School students enjoy “hospital days”

Every Thursday at 11am, a group of Central Takaka School students, accompanied by family members and supported by their teachers, ventures down the road to the community hospital to read their favourite books the patients.
Once a term they also entertain patients with a concert or a performance, says school principal Liz Batten, and this term they will perform parts of the school production Jack and the Organic Beanstalk. “The children are amazing. In the beginning, they were quite frightened of the old people. We told them that sometimes the old people cannot react, but that they were still listening,” said Mrs Batten.
“Not everybody has their grandparents around the corner and some of the children don’t have any contact with old people at all, and we get them to touch their hands and to feel their skins. It is very special and we’ve had some really touching moments. I had one little girl who was a bit scared but once she got reading she was fine, and afterwards she said to me that the old people can hear you inside and were listening with their hearts.”
The enjoyment goes both ways and has subtle moments of success, said Mrs Batten. One elderly patient, who had not communicated for a long while, began to recognise a particular girl who visited regularly, and suddenly began to move her arms. One little boy spent memorable times reading to his grandfather, who later passed away.
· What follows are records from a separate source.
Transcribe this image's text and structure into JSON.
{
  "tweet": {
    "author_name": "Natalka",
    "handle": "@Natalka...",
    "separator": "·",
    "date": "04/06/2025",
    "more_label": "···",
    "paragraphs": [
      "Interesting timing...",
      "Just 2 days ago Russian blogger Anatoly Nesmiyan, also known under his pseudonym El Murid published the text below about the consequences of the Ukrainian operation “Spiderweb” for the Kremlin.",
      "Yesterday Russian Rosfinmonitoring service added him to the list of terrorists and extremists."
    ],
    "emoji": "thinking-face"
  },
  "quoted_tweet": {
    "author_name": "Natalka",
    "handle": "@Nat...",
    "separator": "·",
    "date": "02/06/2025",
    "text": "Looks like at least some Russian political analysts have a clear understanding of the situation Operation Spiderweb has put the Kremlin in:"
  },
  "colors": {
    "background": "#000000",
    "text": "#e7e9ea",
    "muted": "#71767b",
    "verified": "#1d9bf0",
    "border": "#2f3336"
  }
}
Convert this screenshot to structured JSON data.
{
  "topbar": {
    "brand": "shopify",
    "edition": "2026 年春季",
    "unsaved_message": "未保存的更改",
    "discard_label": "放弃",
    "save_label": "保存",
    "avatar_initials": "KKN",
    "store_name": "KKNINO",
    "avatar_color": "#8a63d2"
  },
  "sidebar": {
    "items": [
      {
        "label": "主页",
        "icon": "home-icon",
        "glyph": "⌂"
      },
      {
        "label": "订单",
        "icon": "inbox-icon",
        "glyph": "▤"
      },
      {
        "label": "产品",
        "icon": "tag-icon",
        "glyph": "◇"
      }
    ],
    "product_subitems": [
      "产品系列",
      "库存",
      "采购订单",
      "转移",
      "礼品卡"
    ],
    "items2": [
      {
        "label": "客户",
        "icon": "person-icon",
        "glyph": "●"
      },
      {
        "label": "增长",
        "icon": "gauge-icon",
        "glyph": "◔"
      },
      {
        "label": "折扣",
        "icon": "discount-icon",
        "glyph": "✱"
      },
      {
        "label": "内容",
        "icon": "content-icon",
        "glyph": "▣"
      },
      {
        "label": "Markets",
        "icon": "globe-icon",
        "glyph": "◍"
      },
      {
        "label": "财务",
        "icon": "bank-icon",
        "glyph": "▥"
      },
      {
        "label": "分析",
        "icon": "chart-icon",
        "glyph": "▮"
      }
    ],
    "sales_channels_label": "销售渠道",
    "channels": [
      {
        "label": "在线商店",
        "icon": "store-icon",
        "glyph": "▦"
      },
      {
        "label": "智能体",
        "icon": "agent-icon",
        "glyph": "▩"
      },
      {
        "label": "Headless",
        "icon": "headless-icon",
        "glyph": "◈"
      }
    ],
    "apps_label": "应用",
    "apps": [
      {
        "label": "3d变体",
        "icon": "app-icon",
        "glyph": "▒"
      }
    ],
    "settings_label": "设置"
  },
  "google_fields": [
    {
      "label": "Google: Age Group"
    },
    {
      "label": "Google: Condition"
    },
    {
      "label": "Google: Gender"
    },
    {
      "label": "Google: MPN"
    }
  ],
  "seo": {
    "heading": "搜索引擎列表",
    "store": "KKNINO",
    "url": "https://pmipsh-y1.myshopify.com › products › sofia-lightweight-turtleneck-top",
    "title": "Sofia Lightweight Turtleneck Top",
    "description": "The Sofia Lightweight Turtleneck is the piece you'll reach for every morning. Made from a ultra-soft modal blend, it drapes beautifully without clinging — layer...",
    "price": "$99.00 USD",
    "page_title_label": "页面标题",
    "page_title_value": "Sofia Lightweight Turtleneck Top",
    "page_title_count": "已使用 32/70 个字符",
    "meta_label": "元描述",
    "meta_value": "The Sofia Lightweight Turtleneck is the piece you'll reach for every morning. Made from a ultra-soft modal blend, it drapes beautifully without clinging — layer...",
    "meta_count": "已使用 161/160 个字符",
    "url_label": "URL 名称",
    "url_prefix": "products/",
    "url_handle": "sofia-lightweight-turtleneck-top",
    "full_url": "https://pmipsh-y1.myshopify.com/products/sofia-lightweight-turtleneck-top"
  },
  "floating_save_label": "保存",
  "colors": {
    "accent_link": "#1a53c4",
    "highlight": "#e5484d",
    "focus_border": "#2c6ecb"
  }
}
A stroke patient who cannot speak or make any eye contact but nevertheless can hear thanks the children by making a long sound.
Mrs Batten said there were benefits for the children too, such as increases in their confidence, their reading skills, and the development of their emotional intelligence.
“Once they start going over, the children definitely look forward to Thursdays. They call it ‘hospital day’.”
Teacher Siobhan O’Hara said that some children had great confidence, some were more reluctant and others were quite frightened when visiting the hospital, “but when they come back they are all fine”.
“All children have a turn reading and some want to go back more than once.”
The residents’ families and hospital staff support the visits and encourage the children to come along. Psychologist Petra Janchen, who works part-time at the hospital as an activity co-ordinator, says it “takes a community to care for the elderly and chronically ill people.”
Petra believes the hospital day presented a win-win situation for both the young and the old. People who learn to give in this way when young have a good chance of accepting their own suffering at some point in their lives, she said, and it was important for the older patients to feel they were still part of this world and the community and to have a sense of belonging.
“This is reciprocal giving and taking, and the old people act as role models for us all. Emotional intelligence develops when caring for others and when we begin to read emotions in the facial expression of others. Emotional intelligence is complex and there are a lot of intelligent people out there who have no emotional intelligence. It is nothing you can study; you only learn it from being with other people.”
The wider public can also enjoy the performances of Central Takaka students at their whole school production, which runs from 17 to 19 June at The Playhouse. The production of Jack and the Organic Beanstalk, which teacher Andrew Wooster directs, is full of fun and laughter, promises Liz Batten.
Tickets ($5 adults, $3 children) can be purchased from the school office.